You need to do complex movements and single limb work, over single muscle drills.
You need to have balance in your life, and your training, and your portfolio.
You need more work with your feet on the floor.
You need to learn to think and plan for yourself.
You need to train at least some of the time with folks better than you.
You need to enter something and compete, even if only against yourself. Losing sucks but sucking sucks worse.
You need to keep a log.
It hurts because something is wrong.
You are sore because you did more than you are used to doing.
If you can't do a dip, leg raise, bulgarian squat, or pullup, just get to work.
You need to do more things that involve moving your torso(and sometimes with added load) through space.
You need to reconsider speaking or writing any sentence that contain the words "core", "tranverse abdominus", or "rhabdomyolysis". I withdraw this sentence. See?
MMA is probably not a good idea for you.
Did i mention mobility?
And from me regarding advice on "working injured or painful areas":
(also from the dd forum)
Just wanted to throw this out there since this is a place where people come for advice and different perspectives etc...
When someone asks for an exercise for a painful area - as a couple of people have done recently for low back pain - and people just provide exercises for said painful area - you are giving the wrong advice!

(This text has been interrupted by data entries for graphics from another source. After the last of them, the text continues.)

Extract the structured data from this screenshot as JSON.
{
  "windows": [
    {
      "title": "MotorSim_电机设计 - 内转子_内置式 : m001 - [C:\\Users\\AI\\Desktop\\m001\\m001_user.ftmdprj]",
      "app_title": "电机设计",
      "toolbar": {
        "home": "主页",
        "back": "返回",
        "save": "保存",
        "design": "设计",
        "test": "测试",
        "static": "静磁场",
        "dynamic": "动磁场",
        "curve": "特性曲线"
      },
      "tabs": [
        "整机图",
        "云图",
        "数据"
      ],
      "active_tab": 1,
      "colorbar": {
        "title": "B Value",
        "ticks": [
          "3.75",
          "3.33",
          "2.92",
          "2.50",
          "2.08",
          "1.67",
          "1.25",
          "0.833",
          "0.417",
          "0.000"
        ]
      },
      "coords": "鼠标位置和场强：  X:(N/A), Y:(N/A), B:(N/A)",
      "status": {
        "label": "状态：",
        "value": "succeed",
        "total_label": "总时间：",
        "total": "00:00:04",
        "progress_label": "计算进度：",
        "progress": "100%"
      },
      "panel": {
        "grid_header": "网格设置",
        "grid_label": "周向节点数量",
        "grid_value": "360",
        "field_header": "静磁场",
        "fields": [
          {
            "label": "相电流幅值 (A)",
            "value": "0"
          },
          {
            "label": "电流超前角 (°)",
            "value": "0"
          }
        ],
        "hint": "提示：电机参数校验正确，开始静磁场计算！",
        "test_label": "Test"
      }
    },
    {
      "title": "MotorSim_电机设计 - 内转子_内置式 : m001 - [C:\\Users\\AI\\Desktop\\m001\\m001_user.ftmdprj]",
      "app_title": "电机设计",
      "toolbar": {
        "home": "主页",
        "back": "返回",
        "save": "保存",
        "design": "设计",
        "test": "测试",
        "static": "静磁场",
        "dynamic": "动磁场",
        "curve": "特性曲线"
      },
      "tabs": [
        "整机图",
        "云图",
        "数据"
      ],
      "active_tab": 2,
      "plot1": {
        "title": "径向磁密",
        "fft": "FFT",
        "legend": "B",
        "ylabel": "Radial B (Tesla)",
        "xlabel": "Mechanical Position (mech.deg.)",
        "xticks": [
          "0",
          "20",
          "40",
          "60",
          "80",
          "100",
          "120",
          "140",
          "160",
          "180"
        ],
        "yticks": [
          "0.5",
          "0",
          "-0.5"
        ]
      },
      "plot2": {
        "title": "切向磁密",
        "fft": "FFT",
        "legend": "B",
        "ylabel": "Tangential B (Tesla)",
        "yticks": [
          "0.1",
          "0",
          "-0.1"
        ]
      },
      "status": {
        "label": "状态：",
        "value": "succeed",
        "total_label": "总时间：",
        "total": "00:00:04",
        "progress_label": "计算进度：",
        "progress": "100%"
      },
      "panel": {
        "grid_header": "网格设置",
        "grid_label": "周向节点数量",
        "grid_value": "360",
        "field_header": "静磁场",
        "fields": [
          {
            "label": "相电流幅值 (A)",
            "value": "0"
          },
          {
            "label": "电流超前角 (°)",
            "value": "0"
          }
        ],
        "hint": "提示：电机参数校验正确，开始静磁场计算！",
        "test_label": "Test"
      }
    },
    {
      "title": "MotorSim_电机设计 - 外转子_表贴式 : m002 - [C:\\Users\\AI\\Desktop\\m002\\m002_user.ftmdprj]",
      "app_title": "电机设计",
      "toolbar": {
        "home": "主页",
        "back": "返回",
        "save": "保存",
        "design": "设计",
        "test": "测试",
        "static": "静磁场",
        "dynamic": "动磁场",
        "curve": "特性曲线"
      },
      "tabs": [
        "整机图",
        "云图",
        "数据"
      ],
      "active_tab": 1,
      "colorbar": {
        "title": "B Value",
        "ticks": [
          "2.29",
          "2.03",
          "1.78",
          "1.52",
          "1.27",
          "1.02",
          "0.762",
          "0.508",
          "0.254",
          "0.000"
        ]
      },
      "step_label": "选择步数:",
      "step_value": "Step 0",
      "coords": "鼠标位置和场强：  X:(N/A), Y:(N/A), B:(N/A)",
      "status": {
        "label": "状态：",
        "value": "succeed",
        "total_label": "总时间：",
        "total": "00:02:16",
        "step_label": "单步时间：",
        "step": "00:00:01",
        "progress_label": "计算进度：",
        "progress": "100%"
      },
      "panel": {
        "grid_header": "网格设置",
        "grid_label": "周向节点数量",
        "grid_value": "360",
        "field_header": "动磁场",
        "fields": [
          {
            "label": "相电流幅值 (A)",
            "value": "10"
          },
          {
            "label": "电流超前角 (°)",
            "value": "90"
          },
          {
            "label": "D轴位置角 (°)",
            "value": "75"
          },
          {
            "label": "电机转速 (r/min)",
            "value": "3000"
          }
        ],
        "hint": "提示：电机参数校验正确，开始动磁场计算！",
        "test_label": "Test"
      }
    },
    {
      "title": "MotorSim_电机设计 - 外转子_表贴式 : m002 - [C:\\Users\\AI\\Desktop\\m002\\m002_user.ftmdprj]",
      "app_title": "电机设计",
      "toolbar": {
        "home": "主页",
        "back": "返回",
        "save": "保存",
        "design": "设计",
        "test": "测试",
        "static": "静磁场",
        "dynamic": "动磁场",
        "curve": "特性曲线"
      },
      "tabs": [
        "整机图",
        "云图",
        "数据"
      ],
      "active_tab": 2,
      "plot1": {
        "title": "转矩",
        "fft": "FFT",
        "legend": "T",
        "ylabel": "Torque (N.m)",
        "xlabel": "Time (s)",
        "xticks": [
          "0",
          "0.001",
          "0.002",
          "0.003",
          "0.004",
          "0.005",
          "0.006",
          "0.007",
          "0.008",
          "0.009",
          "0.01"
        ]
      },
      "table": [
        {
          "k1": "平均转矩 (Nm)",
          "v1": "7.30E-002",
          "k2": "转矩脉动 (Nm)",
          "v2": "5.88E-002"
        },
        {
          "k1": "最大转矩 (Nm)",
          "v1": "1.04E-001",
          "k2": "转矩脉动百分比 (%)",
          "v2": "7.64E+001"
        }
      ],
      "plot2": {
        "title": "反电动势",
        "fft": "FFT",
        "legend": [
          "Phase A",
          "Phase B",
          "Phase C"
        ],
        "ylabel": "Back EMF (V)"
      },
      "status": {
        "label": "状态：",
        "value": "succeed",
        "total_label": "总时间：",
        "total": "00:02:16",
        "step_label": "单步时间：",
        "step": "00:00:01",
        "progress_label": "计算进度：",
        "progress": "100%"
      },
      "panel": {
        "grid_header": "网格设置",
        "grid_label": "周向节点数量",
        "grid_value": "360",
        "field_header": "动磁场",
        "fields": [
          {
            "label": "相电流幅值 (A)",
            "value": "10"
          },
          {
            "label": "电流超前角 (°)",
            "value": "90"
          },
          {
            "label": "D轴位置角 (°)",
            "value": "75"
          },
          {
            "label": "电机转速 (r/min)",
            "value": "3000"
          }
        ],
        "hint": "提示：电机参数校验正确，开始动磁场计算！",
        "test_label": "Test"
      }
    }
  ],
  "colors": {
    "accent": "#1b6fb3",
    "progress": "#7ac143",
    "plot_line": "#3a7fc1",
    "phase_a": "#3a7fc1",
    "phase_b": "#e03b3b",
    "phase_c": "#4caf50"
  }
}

The scenario is this - Person A comes to the internet and asks "Area X hurts - so what can I do to work/exercise the area??"
The response should be: "Why is area X hurting?"
NOT - "Hey here are five exercises that will directly target your pain." (this is the same as recommending a person with a headache bang their head against a wall until the headache goes away)
If something hurts there is a reason and addressing that reason is the right course of action/advice - NOT targeting the symptoms by working the painful area.
Remember that the advice you dispense here is going to be taken literally by some and they will follow it - and you cannot know HOW they will apply it.
Also remember that when you receive advice through the internet that the source of that advice does not know you or your entire history - apply this advice with caution.
Also - consider the Risk to Benefit ratio of what you are doing - safety and being pain free is always the #1 rule and consideration of a training program.